Legacy (Sociopath Series Book 2)

My thumb stings. When I look down, I realize I’ve been pressing a small screw right into the pad of it, and the skin is pitted. A white bruise of pressure ringed with starved purple blood.

“So then we’re sitting there, all like, who talked to the police? Because it wasn’t anyone from the club. And we know it wasn’t the Andersons because they’re hardly ever there.”

“We’ve been away too.”

We’ve been away for two weeks. Aeron Lore was arrested nearly two months ago.

Acid curdles at my pulse points. I want to be sick.

“Hey. I know it’s not you.” Dean gives a short bleat of a laugh. “You’re too busy taking apart your computers and shit to pay attention to which cars are pulling into someone else’s drive.”

It’s a video camera. A 2002 Sony, to be precise—it looks as much like a computer as it does a giraffe. I must be glaring at him because he holds up his hands.

“Not like you don’t do other stuff too,” he adds quickly. “Or, you know, I guess you do.”

“They’d need more than a car,” I bite out. “Anyone could be driving a car. Someone must have actually seen him.”

“I guess so, yeah.” He sighs. “But it’s shady. Am I right?”

“You’re saying somebody lied.”

I should not have said that.
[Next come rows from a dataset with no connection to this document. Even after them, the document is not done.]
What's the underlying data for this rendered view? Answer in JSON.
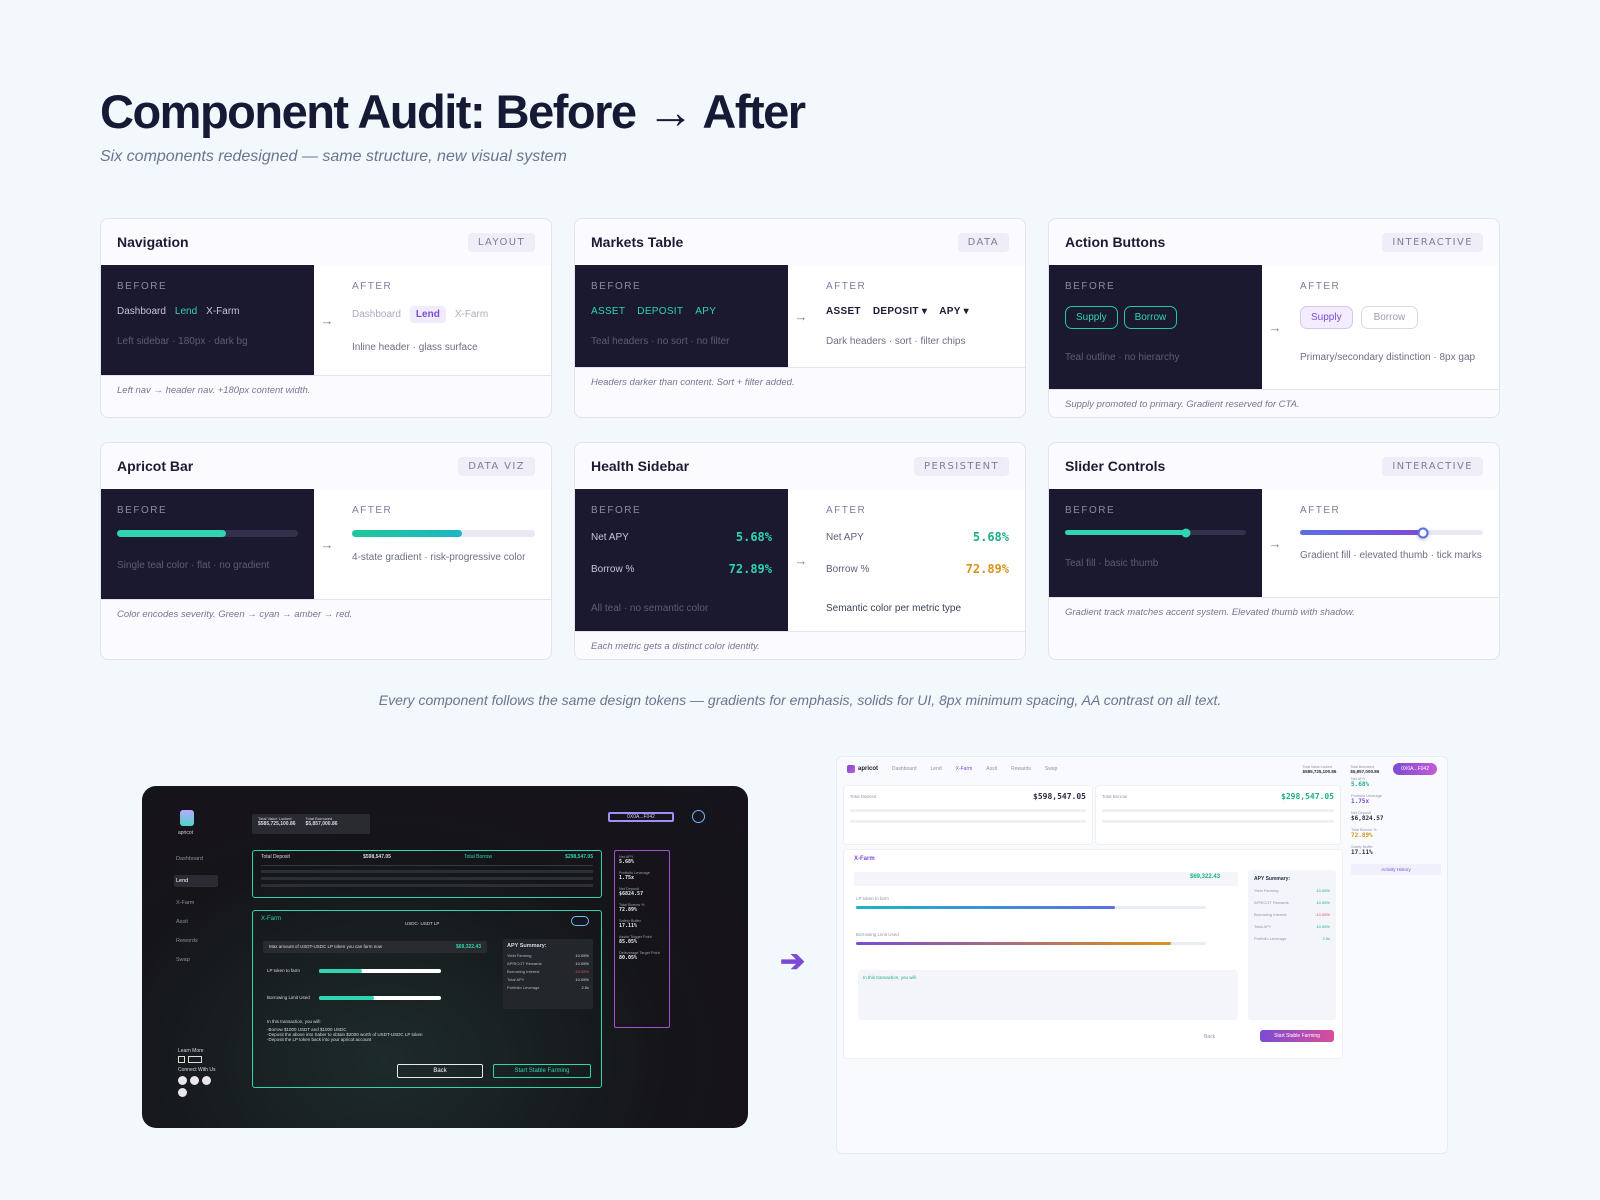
{
  "page": {
    "title": "Component Audit: Before → After",
    "subtitle": "Six components redesigned — same structure, new visual system",
    "footer_note": "Every component follows the same design tokens — gradients for emphasis, solids for UI, 8px minimum spacing, AA contrast on all text.",
    "before_label": "BEFORE",
    "after_label": "AFTER"
  },
  "colors": {
    "teal": "#2fd4b0",
    "purple": "#7c4bd3",
    "amber": "#d9931c",
    "dark_bg": "#1b1930"
  },
  "cards": {
    "navigation": {
      "title": "Navigation",
      "tag": "LAYOUT",
      "before_items": [
        "Dashboard",
        "Lend",
        "X-Farm"
      ],
      "before_note": "Left sidebar · 180px · dark bg",
      "after_items": [
        "Dashboard",
        "Lend",
        "X-Farm"
      ],
      "after_note": "Inline header · glass surface",
      "footer": "Left nav → header nav. +180px content width."
    },
    "markets": {
      "title": "Markets Table",
      "tag": "DATA",
      "before_headers": [
        "ASSET",
        "DEPOSIT",
        "APY"
      ],
      "before_note": "Teal headers · no sort · no filter",
      "after_headers": [
        "ASSET",
        "DEPOSIT ▾",
        "APY ▾"
      ],
      "after_note": "Dark headers · sort · filter chips",
      "footer": "Headers darker than content. Sort + filter added."
    },
    "buttons": {
      "title": "Action Buttons",
      "tag": "INTERACTIVE",
      "before_primary": "Supply",
      "before_secondary": "Borrow",
      "before_note": "Teal outline · no hierarchy",
      "after_primary": "Supply",
      "after_secondary": "Borrow",
      "after_note": "Primary/secondary distinction · 8px gap",
      "footer": "Supply promoted to primary. Gradient reserved for CTA."
    },
    "apricot_bar": {
      "title": "Apricot Bar",
      "tag": "DATA VIZ",
      "before_fill": 0.6,
      "after_fill": 0.6,
      "before_note": "Single teal color · flat · no gradient",
      "after_note": "4-state gradient · risk-progressive color",
      "footer": "Color encodes severity. Green → cyan → amber → red."
    },
    "health": {
      "title": "Health Sidebar",
      "tag": "PERSISTENT",
      "metrics": [
        {
          "label": "Net APY",
          "value": "5.68%"
        },
        {
          "label": "Borrow %",
          "value": "72.89%"
        }
      ],
      "before_note": "All teal · no semantic color",
      "after_note": "Semantic color per metric type",
      "footer": "Each metric gets a distinct color identity."
    },
    "slider": {
      "title": "Slider Controls",
      "tag": "INTERACTIVE",
      "before_fill": 0.67,
      "after_fill": 0.67,
      "before_note": "Teal fill · basic thumb",
      "after_note": "Gradient fill · elevated thumb · tick marks",
      "footer": "Gradient track matches accent system. Elevated thumb with shadow."
    }
  },
  "shot_before": {
    "logo": "apricot",
    "nav": [
      "Dashboard",
      "Lend",
      "X-Farm",
      "Assit",
      "Rewords",
      "Swap"
    ],
    "tvl_label": "Total Value Locked",
    "tvl": "$585,725,100.86",
    "tb_label": "Total Borrowed",
    "tb": "$5,857,000.86",
    "address": "0X0A...F042",
    "total_deposit_label": "Total Deposit",
    "total_deposit": "$598,547.05",
    "total_borrow_label": "Total Borrow",
    "total_borrow": "$298,547.05",
    "xfarm": "X-Farm",
    "pair": "USDC- USDT LP",
    "max_text": "Max amount of USDT-USDC LP token you can farm now",
    "max_val": "$69,322.43",
    "lp_label": "LP token to farm",
    "borrow_label": "Borrowing Limit Used",
    "apy_summary": "APY Summary:",
    "summary_rows": [
      {
        "label": "Yield Farming",
        "value": "10.05%"
      },
      {
        "label": "APRICOT Rewards",
        "value": "10.05%"
      },
      {
        "label": "Borrowing Interest",
        "value": "-10.05%"
      },
      {
        "label": "Total APY",
        "value": "10.05%"
      },
      {
        "label": "Portfolio Leverage",
        "value": "2.5x"
      }
    ],
    "txn_title": "In this transaction, you will:",
    "txn_lines": [
      "-Borrow $1000 USDT and $1000 USDC",
      "-Deposit the above into Saber to obtain $2000 worth of USDT-USDC LP token",
      "-Deposit the LP token back into your apricot account"
    ],
    "back": "Back",
    "start": "Start Stable Farming",
    "side_metrics": [
      {
        "label": "Net APY",
        "value": "5.68%"
      },
      {
        "label": "Portfolio Leverage",
        "value": "1.75x"
      },
      {
        "label": "Net Deposit",
        "value": "$6824.57"
      },
      {
        "label": "Total Borrow %",
        "value": "72.89%"
      },
      {
        "label": "Safety Buffer",
        "value": "17.11%"
      },
      {
        "label": "Assist Trigger Point",
        "value": "85.05%"
      },
      {
        "label": "Deleverage Target Point",
        "value": "80.05%"
      }
    ],
    "learn_more": "Learn More",
    "connect": "Connect With Us"
  },
  "shot_after": {
    "logo": "apricot",
    "nav": [
      "Dashboard",
      "Lend",
      "X-Farm",
      "Assit",
      "Rewards",
      "Swap"
    ],
    "tvl_label": "Total Value Locked",
    "tvl": "$585,725,100.86",
    "tb_label": "Total Borrowed",
    "tb": "$5,857,000.86",
    "address": "0X0A...F042",
    "total_deposit_label": "Total Deposit",
    "total_deposit": "$598,547.05",
    "total_borrow_label": "Total Borrow",
    "total_borrow": "$298,547.05",
    "side_metrics": [
      {
        "label": "Net APY",
        "value": "5.68%"
      },
      {
        "label": "Portfolio Leverage",
        "value": "1.75x"
      },
      {
        "label": "Net Deposit",
        "value": "$6,824.57"
      },
      {
        "label": "Total Borrow %",
        "value": "72.89%"
      },
      {
        "label": "Safety Buffer",
        "value": "17.11%"
      }
    ],
    "xfarm": "X-Farm",
    "max_val": "$69,322.43",
    "apy_summary": "APY Summary:",
    "summary_rows": [
      {
        "label": "Yield Farming",
        "value": "10.05%"
      },
      {
        "label": "APRICOT Rewards",
        "value": "10.05%"
      },
      {
        "label": "Borrowing Interest",
        "value": "-10.05%"
      },
      {
        "label": "Total APY",
        "value": "10.05%"
      },
      {
        "label": "Portfolio Leverage",
        "value": "2.5x"
      }
    ],
    "lp_label": "LP token to farm",
    "borrow_label": "Borrowing Limit Used",
    "txn_title": "In this transaction, you will:",
    "back": "Back",
    "start": "Start Stable Farming",
    "activity": "Activity History"
  }
}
Some things, you think them, but you must not say them out loud.

Dean presses his lips together. “I’m not saying that. But my dad…yeah. Totally…uh, that’s what he thinks.”

“He can’t possibly remember every car that comes and goes around here.”
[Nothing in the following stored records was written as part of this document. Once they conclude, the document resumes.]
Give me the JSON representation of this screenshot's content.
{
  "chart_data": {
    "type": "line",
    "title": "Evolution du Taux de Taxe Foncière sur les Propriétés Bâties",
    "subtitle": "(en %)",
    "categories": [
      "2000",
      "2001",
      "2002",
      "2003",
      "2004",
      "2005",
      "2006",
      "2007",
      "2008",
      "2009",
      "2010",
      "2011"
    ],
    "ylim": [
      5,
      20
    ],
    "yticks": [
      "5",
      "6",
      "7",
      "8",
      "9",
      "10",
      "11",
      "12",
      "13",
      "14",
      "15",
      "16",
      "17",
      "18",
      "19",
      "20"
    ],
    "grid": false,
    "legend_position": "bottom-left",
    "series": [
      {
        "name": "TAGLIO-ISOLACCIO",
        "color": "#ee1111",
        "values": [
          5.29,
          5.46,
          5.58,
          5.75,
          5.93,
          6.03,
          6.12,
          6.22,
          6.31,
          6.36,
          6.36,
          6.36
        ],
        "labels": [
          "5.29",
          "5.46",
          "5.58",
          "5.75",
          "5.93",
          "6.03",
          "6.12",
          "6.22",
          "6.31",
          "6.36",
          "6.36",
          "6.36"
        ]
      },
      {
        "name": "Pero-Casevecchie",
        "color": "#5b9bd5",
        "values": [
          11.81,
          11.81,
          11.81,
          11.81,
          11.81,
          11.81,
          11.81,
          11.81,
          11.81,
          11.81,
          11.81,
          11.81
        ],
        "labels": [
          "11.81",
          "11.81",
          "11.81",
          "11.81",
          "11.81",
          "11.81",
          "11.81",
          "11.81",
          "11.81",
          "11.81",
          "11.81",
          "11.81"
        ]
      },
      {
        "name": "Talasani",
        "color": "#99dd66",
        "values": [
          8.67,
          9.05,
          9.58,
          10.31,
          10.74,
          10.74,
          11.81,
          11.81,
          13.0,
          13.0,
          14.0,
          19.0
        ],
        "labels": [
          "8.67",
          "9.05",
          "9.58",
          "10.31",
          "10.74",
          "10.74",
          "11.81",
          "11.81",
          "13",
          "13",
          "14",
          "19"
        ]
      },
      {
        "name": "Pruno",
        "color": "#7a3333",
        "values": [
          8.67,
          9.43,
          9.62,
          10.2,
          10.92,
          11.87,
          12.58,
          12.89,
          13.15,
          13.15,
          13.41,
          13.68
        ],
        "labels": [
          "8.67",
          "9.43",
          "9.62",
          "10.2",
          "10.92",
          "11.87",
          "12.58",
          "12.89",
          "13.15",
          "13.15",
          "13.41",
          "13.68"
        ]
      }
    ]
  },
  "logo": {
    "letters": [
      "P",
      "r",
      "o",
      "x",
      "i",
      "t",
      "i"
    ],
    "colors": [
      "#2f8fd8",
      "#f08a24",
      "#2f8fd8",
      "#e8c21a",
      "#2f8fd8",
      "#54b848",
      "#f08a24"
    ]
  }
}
“No. Well. That’s why he’s got no case, huh?”

“I’m going to head in.” I scrape up my tools and the camera parts, dumping them in the raffia basket beside the sun lounger. “It’s cold.” My brain is full of dates and times and calculations. Possibilities. Every conclusions stings like a bitch.

“Leo?”

I look up to find Dean frowning, his brow all contorted with…sympathy. It might even be real.

“You okay?” he asks.

“Fine,” I mutter, hauling myself up while avoiding his Nice Boy face. “See you at school.”

Before he can say another word, I fly through the glass doors and pad barefoot through the kitchen, my pulse jumping with every step. I pass the Chanel tote, casually draped over the edge of the kitchen island as if it were bought with money earned the normal way, and my stomach lurches until I can taste the burrito I had for lunch.

My laptop is where I left it, in the dining room atop the brand new mahogany suite. Polished wood, all the smoother for the tears to slide off—I want to cry them, but they won’t come. Instead my belly throbs as I load up the browser to check dates. Because I have to be sure.

Wouldn’t you, if everything you depended on was about to slip away?

Six and a half weeks since Aeron Lore was arrested.

Four weeks and four days since that obnoxious, beautiful tote bag materialized on the end of my bed one morning. Mum just smiled when I asked her about it. Said I deserved it after going through the move. She looked so guilty—about the divorce, the divorce, I need it to be about that—that I didn’t question any further.

Four weeks exactly since she booked Hawaii. She was holding a book as she explained the inheritance; she kept losing her page. Maybe she was already wearing sandpaper. I don’t know.

God.

I don’t want to know.

The news website flickers on my laptop screen. I picked GNS, a channel Aeron Lore doesn’t own, since I figured they’d be more impartial. They use all the unofficial pictures—the kind paparazzi hound people for, waiting around street corners and Dumpsters and trees—and my eyes are practically blurring, I’m staring so hard. Can you tell from a photo if a man is a murderer? What does a real murderer even look like?